There is a paradox in the seeking in the spiritual life. In the Buddhist tradition you look inwards, but to see guidance outside yourself, you can get support. We don't always assess things properly, don't necessarily see when we're snookered. You can get dramatic and say kill the Buddha. Being too self reliant, you might not hear the teachings that you need.

There's another paradox in syncretism. Do you seek the path that is pointed to by all the traditions? Is it fair to co-opt tricks and turns from traditions that have different goals? Is heaven and grace here and now a kind of enlightenment?

Find the Seeker takes a syncretic approach by looking at Buddhism, Taoism, Hinduism, Stoicism, mystical and metaphysical poets, New Age gurus and Christianity. It has me asking these questions.

There is a part of me that wonders if Buddhism needs other ideas.
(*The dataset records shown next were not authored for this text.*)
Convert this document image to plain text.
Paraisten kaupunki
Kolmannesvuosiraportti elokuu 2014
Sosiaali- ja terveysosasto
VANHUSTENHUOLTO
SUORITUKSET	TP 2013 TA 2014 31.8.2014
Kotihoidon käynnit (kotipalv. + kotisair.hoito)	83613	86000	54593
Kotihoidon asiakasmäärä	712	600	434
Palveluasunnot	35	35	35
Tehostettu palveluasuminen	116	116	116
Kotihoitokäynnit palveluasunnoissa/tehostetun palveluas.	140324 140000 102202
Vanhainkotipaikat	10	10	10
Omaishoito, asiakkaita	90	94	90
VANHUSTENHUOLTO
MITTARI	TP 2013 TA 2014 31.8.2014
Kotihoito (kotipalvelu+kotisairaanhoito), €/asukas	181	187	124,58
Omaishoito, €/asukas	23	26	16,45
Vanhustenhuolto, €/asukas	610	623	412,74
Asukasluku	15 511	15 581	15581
I don't have a problem with people enjoying other traditions to enhance a Buddhist project. I don't have people who don't want to define things and put them in boxes. I don't have a problem with people enjoying traditions outside Buddhism. You own your path. I just wonder if I need anything else besides the Buddhist teachings. I certainly read other things, but it's just a matter of exposing myself. Perhaps I'm afraid it's not all contained in Buddhism. I want to make sure. Usually I find that I don't need anything besides Buddhism. I don't like it that I'm wary of some teachers, their reputation isn't that great. Perhaps some found good. I'm not against anyone finding good in a teacher. I sometimes wonder if some teachers just tried to churn out stuff to get a following or to maximize their sexual partners or to feel grand, but I didn't really know them, and I shouldn't comment not knowing. I can only go on what seems to me, and I try to have a sense of how well I know things. We have to be superficial because we can't be interested in everything. We have limits. Some books just somehow raise my hackles. Am I just too comfortable with my teacher? One talk I listened to discussed how you should absorb yourself in a tradition quite a while to give it a fair chance. Some people are more faithful and some people are more promiscuous with a tradition or traditions.
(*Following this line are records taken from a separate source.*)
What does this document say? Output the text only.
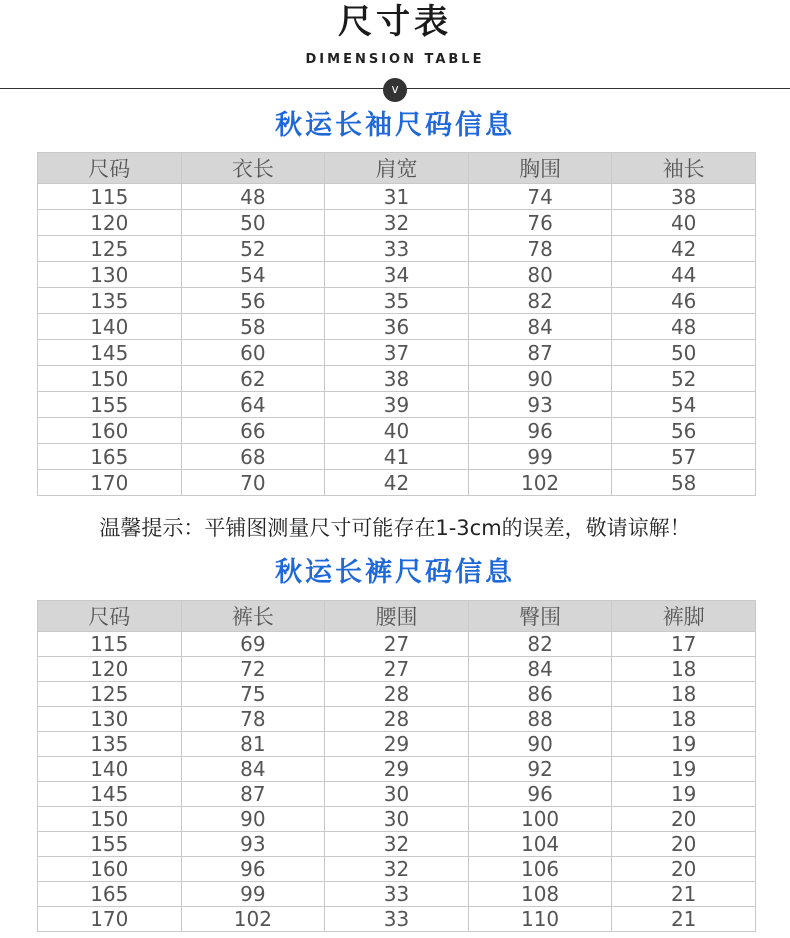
尺寸表
DIMENSION TABLE
v
秋运长袖尺码信息
尺码	衣长	肩宽	胸围	袖长
115	48	31	74	38
120	50	32	76	40
125	52	33	78	42
130	54	34	80	44
135	56	35	82	46
140	58	36	84	48
145	60	37	87	50
150	62	38	90	52
155	64	39	93	54
160	66	40	96	56
165	68	41	99	57
170	70	42	102	58
温馨提示：平铺图测量尺寸可能存在1-3cm的误差，敬请谅解！
秋运长裤尺码信息
尺码	裤长	腰围	臀围	裤脚
115	69	27	82	17
120	72	27	84	18
125	75	28	86	18
130	78	28	88	18
135	81	29	90	19
140	84	29	92	19
145	87	30	96	19
150	90	30	100	20
155	93	32	104	20
160	96	32	106	20
165	99	33	108	21
170	102	33	110	21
I feel like there is a saturation in spiritual books. We're chock a block with them. Some people are into The Secret. Or A Course Of Miracles. I've had lovely conversations based on these books though I have not read them myself. I like Marsha Linehan. There's an intersection between psychology and spirituality. I used to encourage people to explore their spiritual life.
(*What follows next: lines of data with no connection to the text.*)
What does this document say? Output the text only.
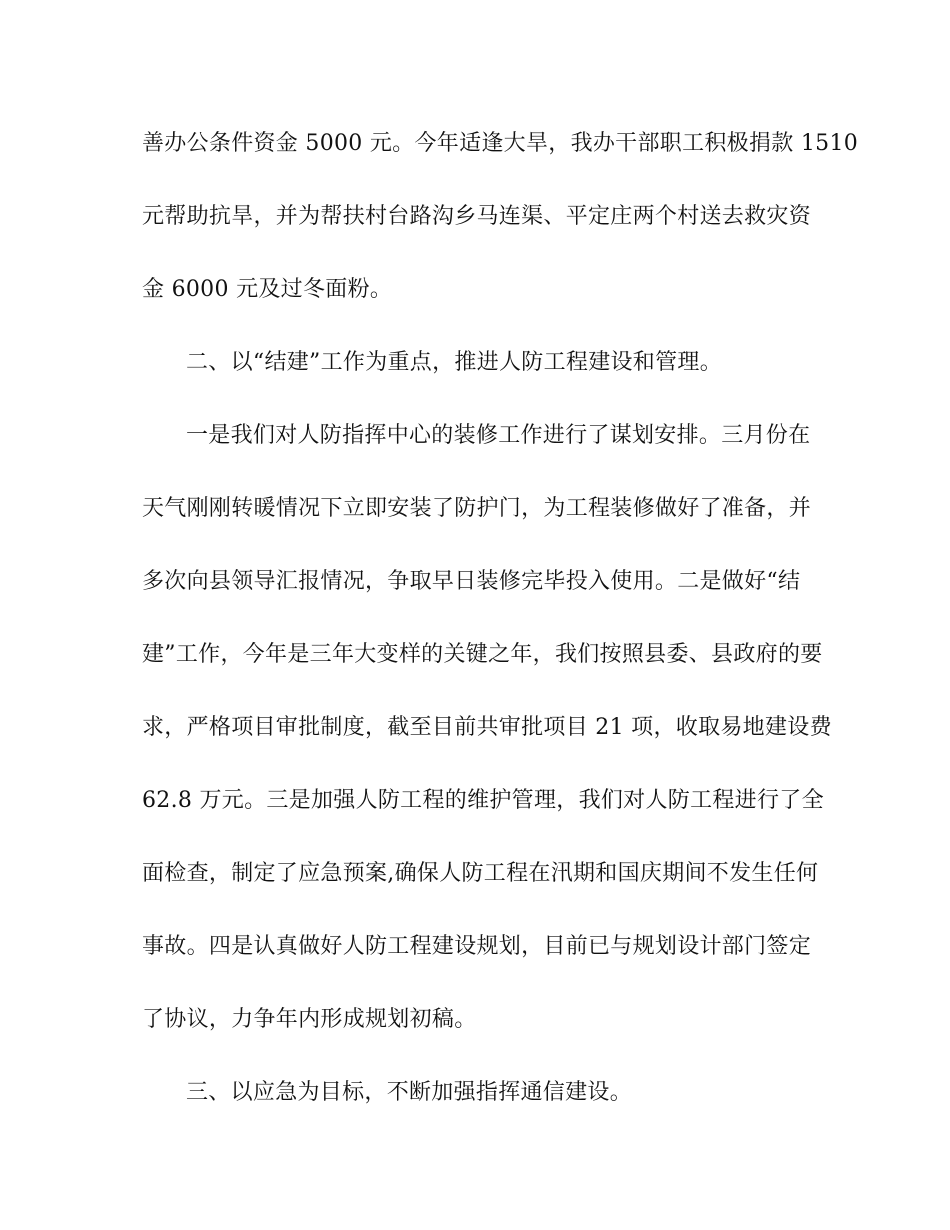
善办公条件资金 5000 元。今年适逢大旱，我办干部职工积极捐款 1510
元帮助抗旱，并为帮扶村台路沟乡马连渠、平定庄两个村送去救灾资
金 6000 元及过冬面粉。
二、以“结建”工作为重点，推进人防工程建设和管理。
一是我们对人防指挥中心的装修工作进行了谋划安排。三月份在
天气刚刚转暖情况下立即安装了防护门，为工程装修做好了准备，并
多次向县领导汇报情况，争取早日装修完毕投入使用。二是做好“结
建”工作，今年是三年大变样的关键之年，我们按照县委、县政府的要
求，严格项目审批制度，截至目前共审批项目 21 项，收取易地建设费
62.8 万元。三是加强人防工程的维护管理，我们对人防工程进行了全
面检查，制定了应急预案,确保人防工程在汛期和国庆期间不发生任何
事故。四是认真做好人防工程建设规划，目前已与规划设计部门签定
了协议，力争年内形成规划初稿。
三、以应急为目标，不断加强指挥通信建设。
I ask for people to send books to me, and then I get a big pile of books that I don't want to read once I read a few pages. Then I go months and months. I can't seem to control the flow of books, too much for a time, to little for a time. I haven't been reading as much as I used to. I gobbled up books there for a while and I've reread and reread quite a lot of books. Certainly I've missed a lot in gluttony and indigestion. Nowadays books tend to lose me in the introduction. I've been reading a lot of novels instead. I try to push nonfiction but it grates on me at times. You have to give library books back, even though modern apps allow for easy renewal. I've got a list of books I can get out of the library and continue to read. Every once in a while I pick up a book I was reading and finish it and wonder why I quit reading it. I must be currently in the process of reading about 40 books. I read a Mary Oliver poem almost every day.

I hate to sound like a psychoanalytic wonk but I like formulated experience, describing inner experience in it's rich flora and fauna. Sometimes I can't fall asleep because ideas are swooshing around my mind. I remember taking up 2 days contemplating an offense on a retreat. It's hard not to be precious and self obsessed examining your experience to try and transcend it.